Tujuan Konsultasi Nasional
- Meningkatkan kesadaran petani yang tinggal di dalam/dekat hutan (di kawasan hutan)
tentang peraturan perundang-undangan terkait kehutanan nasional dan tanah atau
yang mempengaruhi kawasan hutan dan pertanian, kebijakan global dan perdebatan
tentang masalah hutan dan pertanian, seperti VGGT (Voluntary Guideline on The
Responsible Governance of Tenure of Land, Fisheries and Forest/Panduan Sukarela
dari FAO seputar tanah, pertanian, dan hutan), FPIC (Free, Prior Informed
Consent/Kesepakatan yang bebas dan diinformasikan sebelumnya).
- Berbagi dan belajar dari situasi, inisiatif, tantangan dan peluang yang dihadapi oleh
petani di kawasan hutan, termasuk mata pencaharian berbasis hutan yang
- Mengembangkan saluran komunikasi untuk memperoleh dan menyebarluaskan
informasi di antara petani hutan, dan organisasi-organisasi nasional.
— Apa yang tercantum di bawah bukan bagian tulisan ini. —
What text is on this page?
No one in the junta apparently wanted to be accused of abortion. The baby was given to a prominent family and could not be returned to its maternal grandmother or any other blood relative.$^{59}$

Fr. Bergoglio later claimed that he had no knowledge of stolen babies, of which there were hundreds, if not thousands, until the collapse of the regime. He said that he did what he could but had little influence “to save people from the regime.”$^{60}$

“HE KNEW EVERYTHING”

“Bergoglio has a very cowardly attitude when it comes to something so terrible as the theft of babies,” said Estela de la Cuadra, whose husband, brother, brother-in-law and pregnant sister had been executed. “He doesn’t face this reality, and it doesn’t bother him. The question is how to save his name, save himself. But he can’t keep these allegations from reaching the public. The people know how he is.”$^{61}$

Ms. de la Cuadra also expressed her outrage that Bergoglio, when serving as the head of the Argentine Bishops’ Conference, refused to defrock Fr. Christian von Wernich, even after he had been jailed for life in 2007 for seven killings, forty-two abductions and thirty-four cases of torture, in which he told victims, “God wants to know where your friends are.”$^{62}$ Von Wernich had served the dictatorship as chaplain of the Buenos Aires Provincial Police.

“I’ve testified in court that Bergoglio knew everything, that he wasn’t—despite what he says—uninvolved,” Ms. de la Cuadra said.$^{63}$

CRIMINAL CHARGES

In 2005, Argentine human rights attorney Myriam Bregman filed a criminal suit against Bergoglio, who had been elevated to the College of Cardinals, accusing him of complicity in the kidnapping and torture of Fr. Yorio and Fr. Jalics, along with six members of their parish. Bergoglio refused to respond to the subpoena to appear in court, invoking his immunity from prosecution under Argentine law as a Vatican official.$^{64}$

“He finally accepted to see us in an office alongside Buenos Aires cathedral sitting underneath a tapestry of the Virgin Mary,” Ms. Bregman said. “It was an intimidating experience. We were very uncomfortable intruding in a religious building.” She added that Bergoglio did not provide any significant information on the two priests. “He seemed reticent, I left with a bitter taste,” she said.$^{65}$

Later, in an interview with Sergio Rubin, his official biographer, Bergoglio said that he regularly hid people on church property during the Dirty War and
- Menganalisis kebijakan di tingkat nasional untuk petani di kawasan hutan.
Panduan Sukarela ini juga menetapkan prinsip-prinsip dan standard untuk tata kelola lahan, kawasan perikanan dan hutan yang bertanggung jawab yang diterima secara internasional. Secara keseluruhan tujuan Panduan ini adalah membantu negara-negara untuk meningkatkan tata kelola penguasaan lahan sehingga menjamin ketahanan pangan penduduk yang lebih baik dengan perhatian khusus diberikan kepada petani kecil, masyarakat adat, dan hak-hak perempuan. Terlepas dari keterbatasan-keterbatasannya, Panduan ini dapat memberi dukungan kepada pemerintah di seluruh tingkatan baik di nasional sampai lokal. Demikian pula para aktivis hak atas tanah, pengguna lahan, dan seluruh lembaga yang terlibat dalam kebijakan pembangunan dan peraturan yang mengatur akses kesumberdaya alam.
Panduan ini menetapkan standar praktik-praktik yang bisa diterapkan untuk mengevaluasi kebijakan dan program yang masih diusulkan atau yang sudah ada.